Once you have the system in a crystal clear, locked state. Make a good full system backup and keep it handy should you need to restore to that known state.
I did hook up a PAL_B source and captured with the 9200 with no problem. But I see people were speaking of the Elite or 550 not supporting PAL_N.
The 9200 like all of the 9000 series cards had the Theater 200 chip, while the Elite or 550 has the Theater 550 pro chip. They were designed and made by different companies.
The Theater 200 was designed and made by ATI technologies.
The Theater 550 chip was acquired from outside ATI after an acquisition and released after ATI was acquired by AMD.
The 550 chip was targeted as the AMD Tivo killer for cable and satellite boxes as a PVR on a chip. It included full hardware MPEG2 encoding on chip and did not have the flexibility of the 200 chip.
Optional AGC by-pass was removed and many functions were defaulted and optimized for time shifting.
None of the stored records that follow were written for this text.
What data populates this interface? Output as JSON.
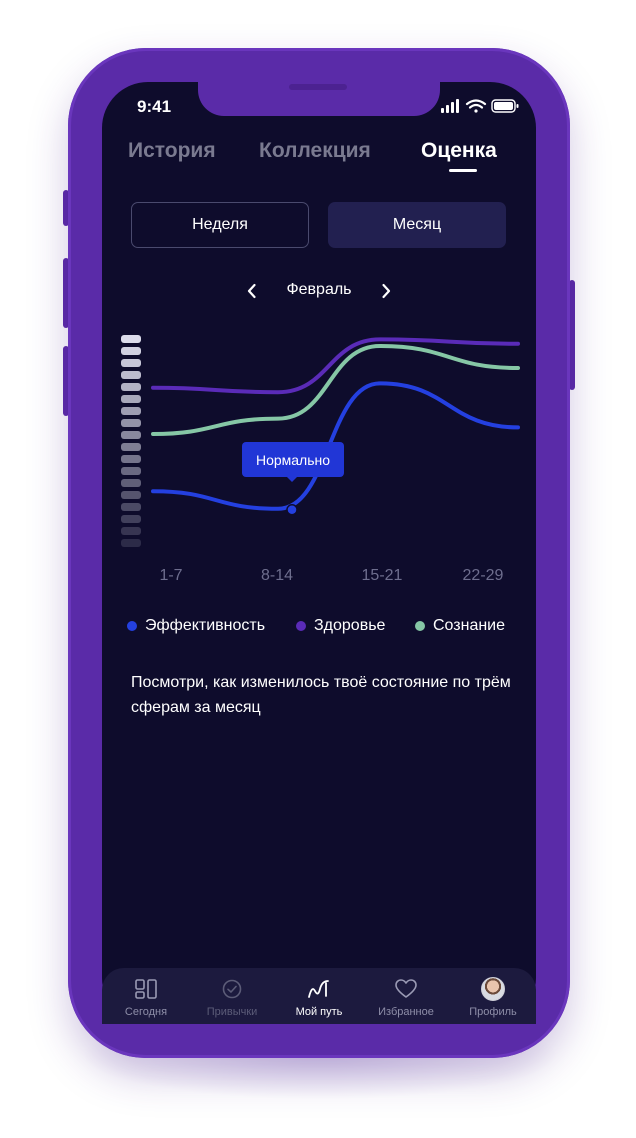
{
  "status_bar": {
    "time": "9:41"
  },
  "top_tabs": [
    {
      "label": "История",
      "active": false
    },
    {
      "label": "Коллекция",
      "active": false
    },
    {
      "label": "Оценка",
      "active": true
    }
  ],
  "period_toggle": {
    "week_label": "Неделя",
    "month_label": "Месяц",
    "selected": "Месяц"
  },
  "month_nav": {
    "label": "Февраль",
    "prev_icon": "chevron-left-icon",
    "next_icon": "chevron-right-icon"
  },
  "chart_data": {
    "type": "line",
    "title": "",
    "xlabel": "",
    "ylabel": "",
    "categories": [
      "1-7",
      "8-14",
      "15-21",
      "22-29"
    ],
    "grid": false,
    "legend_position": "bottom",
    "series": [
      {
        "name": "Эффективность",
        "color": "#2440e0",
        "values": [
          0.29,
          0.21,
          0.78,
          0.58
        ]
      },
      {
        "name": "Здоровье",
        "color": "#5a2bb8",
        "values": [
          0.76,
          0.74,
          0.98,
          0.96
        ]
      },
      {
        "name": "Сознание",
        "color": "#86c7a6",
        "values": [
          0.55,
          0.62,
          0.95,
          0.85
        ]
      }
    ],
    "tooltip": {
      "label": "Нормально",
      "series": "Эффективность",
      "category": "8-14"
    }
  },
  "legend": [
    {
      "label": "Эффективность",
      "color": "#2440e0"
    },
    {
      "label": "Здоровье",
      "color": "#5a2bb8"
    },
    {
      "label": "Сознание",
      "color": "#86c7a6"
    }
  ],
  "description": "Посмотри, как изменилось твоё состояние по трём сферам за месяц",
  "tab_bar": [
    {
      "label": "Сегодня",
      "icon": "dashboard-icon",
      "state": "normal"
    },
    {
      "label": "Привычки",
      "icon": "check-circle-icon",
      "state": "dim"
    },
    {
      "label": "Мой путь",
      "icon": "path-icon",
      "state": "active"
    },
    {
      "label": "Избранное",
      "icon": "heart-icon",
      "state": "normal"
    },
    {
      "label": "Профиль",
      "icon": "avatar-icon",
      "state": "normal"
    }
  ]
}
Since it was primarily targeting the US Home market, its not surprising that it may not support all PAL variations. ATI had a lot of International sales experience. AMD was new to the graphics market and focused mostly on the US market.
-- Bonus
If you have the Turtle Beach, Santa Cruz sound card. You can use the systray Santa Cruz "mixer" to [enable] audio playback for the Line Input.. (un-mute it) and that [
will not ] cause latency issues while performing video and audio capture in VirtualDub. To be clear, [
Do Not Enable "Audio Playback"] in the VirtualDub Audio (menu).
This particular sound card has an [onboard] hardware mixer which will route captured audio direct to its audio out connector on the back of the card and not add any additional load to the system performing the video capture.
This is definitely not an option on cheaper sound cards. But its a welcome feature with the Santa Cruz sound card.